Lee sneaked across the border last month into China, hoping she could make some money for her family. Thin and nervous, her body sculpted by a diet of two bowls of porridge each day, she said the party's unbending ideology has squeezed the life out of the city's economy.

"If they don't give us food and clothing and we're not allowed to buy things, how can we survive?" Lee said, tears rolling down hollowed cheeks.

The Korean Workers' Party has banned the sale and swapping of apartments, practices that were widespread for more than a decade. The open-air markets where people do most of their buying and selling are now open only from 2 p.m. to 6 p.m. The only people permitted to sell at the markets are women over the age of 50; everybody else is required to spend their days at their official jobs at government-run businesses.

So many Chinese goods are now taboo that markets stock only about 35% of the merchandise previously available, some say.

"They want to promote our own products made in North Korea, but since everything is 'made in China,' there is nothing to buy," said Kim Young Chul, a civilian working for the North Korean military who had come to China to sell wild ginseng on behalf of his employer.

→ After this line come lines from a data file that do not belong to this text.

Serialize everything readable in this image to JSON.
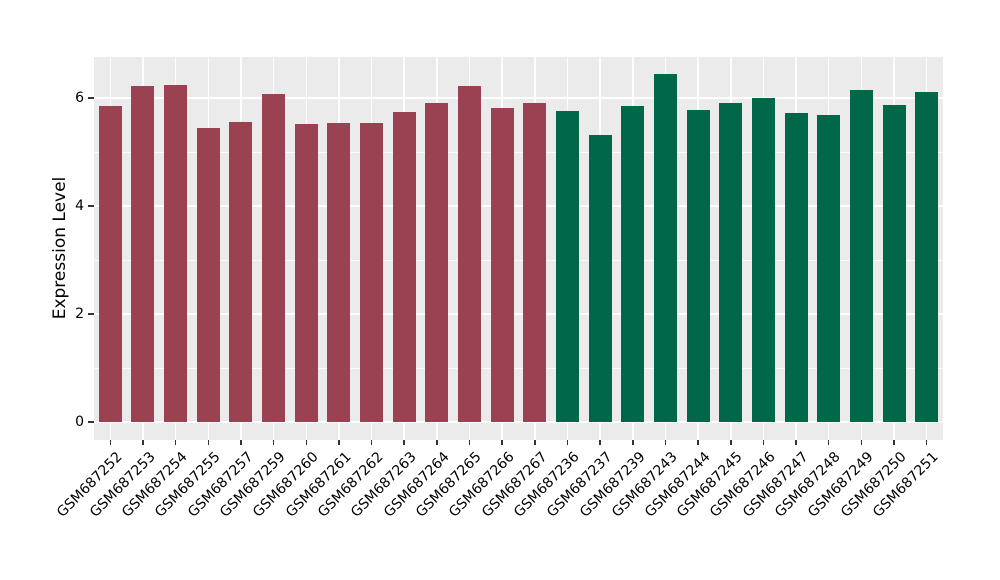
{
  "chart_data": {
    "type": "bar",
    "title": "",
    "xlabel": "",
    "ylabel": "Expression Level",
    "ylim": [
      -0.33,
      6.76
    ],
    "yticks": [
      0,
      2,
      4,
      6
    ],
    "minor_yticks": [
      1,
      3,
      5
    ],
    "grid": "on",
    "legend_position": "none",
    "panel_bg": "#EBEBEB",
    "grid_color": "#FFFFFF",
    "tick_color": "#333333",
    "text_color": "#000000",
    "series": [
      {
        "name": "group-1-maroon",
        "color": "#9A4252",
        "categories": [
          "GSM687252",
          "GSM687253",
          "GSM687254",
          "GSM687255",
          "GSM687257",
          "GSM687259",
          "GSM687260",
          "GSM687261",
          "GSM687262",
          "GSM687263",
          "GSM687264",
          "GSM687265",
          "GSM687266",
          "GSM687267"
        ],
        "values": [
          5.85,
          6.22,
          6.25,
          5.45,
          5.55,
          6.08,
          5.52,
          5.53,
          5.53,
          5.75,
          5.9,
          6.22,
          5.82,
          5.9
        ]
      },
      {
        "name": "group-2-green",
        "color": "#006749",
        "categories": [
          "GSM687236",
          "GSM687237",
          "GSM687239",
          "GSM687243",
          "GSM687244",
          "GSM687245",
          "GSM687246",
          "GSM687247",
          "GSM687248",
          "GSM687249",
          "GSM687250",
          "GSM687251"
        ],
        "values": [
          5.77,
          5.32,
          5.86,
          6.45,
          5.78,
          5.9,
          6.01,
          5.73,
          5.69,
          6.15,
          5.87,
          6.12
        ]
      }
    ]
  }
}
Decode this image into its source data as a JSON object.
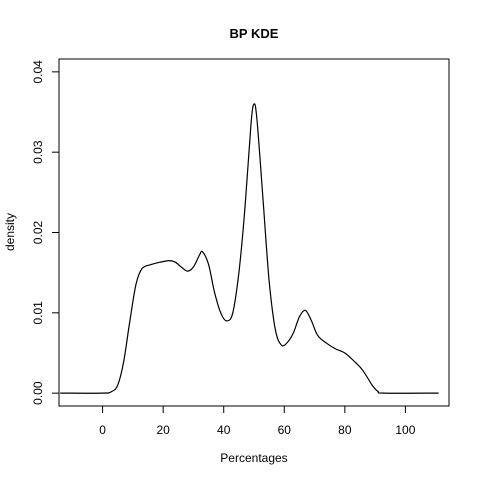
{
  "chart_data": {
    "type": "line",
    "title": "BP  KDE",
    "xlabel": "Percentages",
    "ylabel": "density",
    "xlim": [
      -14.4,
      114.4
    ],
    "ylim": [
      -0.0016,
      0.0416
    ],
    "xticks": [
      0,
      20,
      40,
      60,
      80,
      100
    ],
    "xtick_labels": [
      "0",
      "20",
      "40",
      "60",
      "80",
      "100"
    ],
    "yticks": [
      0.0,
      0.01,
      0.02,
      0.03,
      0.04
    ],
    "ytick_labels": [
      "0.00",
      "0.01",
      "0.02",
      "0.03",
      "0.04"
    ],
    "grid": false,
    "legend": "none",
    "series": [
      {
        "color": "#000000",
        "points": [
          [
            -14,
            0.0
          ],
          [
            0,
            0.0
          ],
          [
            3,
            0.0002
          ],
          [
            5,
            0.001
          ],
          [
            7,
            0.004
          ],
          [
            9,
            0.009
          ],
          [
            11,
            0.0135
          ],
          [
            13,
            0.0155
          ],
          [
            16,
            0.016
          ],
          [
            19,
            0.0163
          ],
          [
            22,
            0.0165
          ],
          [
            24,
            0.0163
          ],
          [
            26,
            0.0157
          ],
          [
            28,
            0.0152
          ],
          [
            30,
            0.0157
          ],
          [
            32,
            0.0172
          ],
          [
            33,
            0.0176
          ],
          [
            35,
            0.016
          ],
          [
            37,
            0.0125
          ],
          [
            39,
            0.01
          ],
          [
            41,
            0.009
          ],
          [
            43,
            0.01
          ],
          [
            45,
            0.015
          ],
          [
            47,
            0.023
          ],
          [
            49,
            0.0335
          ],
          [
            50,
            0.036
          ],
          [
            51,
            0.034
          ],
          [
            53,
            0.024
          ],
          [
            55,
            0.014
          ],
          [
            57,
            0.008
          ],
          [
            59,
            0.006
          ],
          [
            61,
            0.0063
          ],
          [
            63,
            0.0075
          ],
          [
            65,
            0.0095
          ],
          [
            67,
            0.0103
          ],
          [
            69,
            0.009
          ],
          [
            71,
            0.0072
          ],
          [
            74,
            0.0062
          ],
          [
            77,
            0.0055
          ],
          [
            80,
            0.005
          ],
          [
            83,
            0.004
          ],
          [
            86,
            0.0028
          ],
          [
            89,
            0.001
          ],
          [
            91,
            0.0002
          ],
          [
            93,
            0.0
          ],
          [
            111,
            0.0
          ]
        ]
      }
    ]
  }
}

The economic restrictions reflect the rising power of the hard-liners within the staunchly Communist regime and go hand in hand with the belligerent mood that led to North Korea's May 25th nuclear test. Those jostling for power in the scramble created by the failing health of 68-year-old North Korean leader Kim Jong Il are raising the banner of juche, the term coined by his father, Kim Il Sung, the country's founder, for an ideology emphasizing self-sufficiency.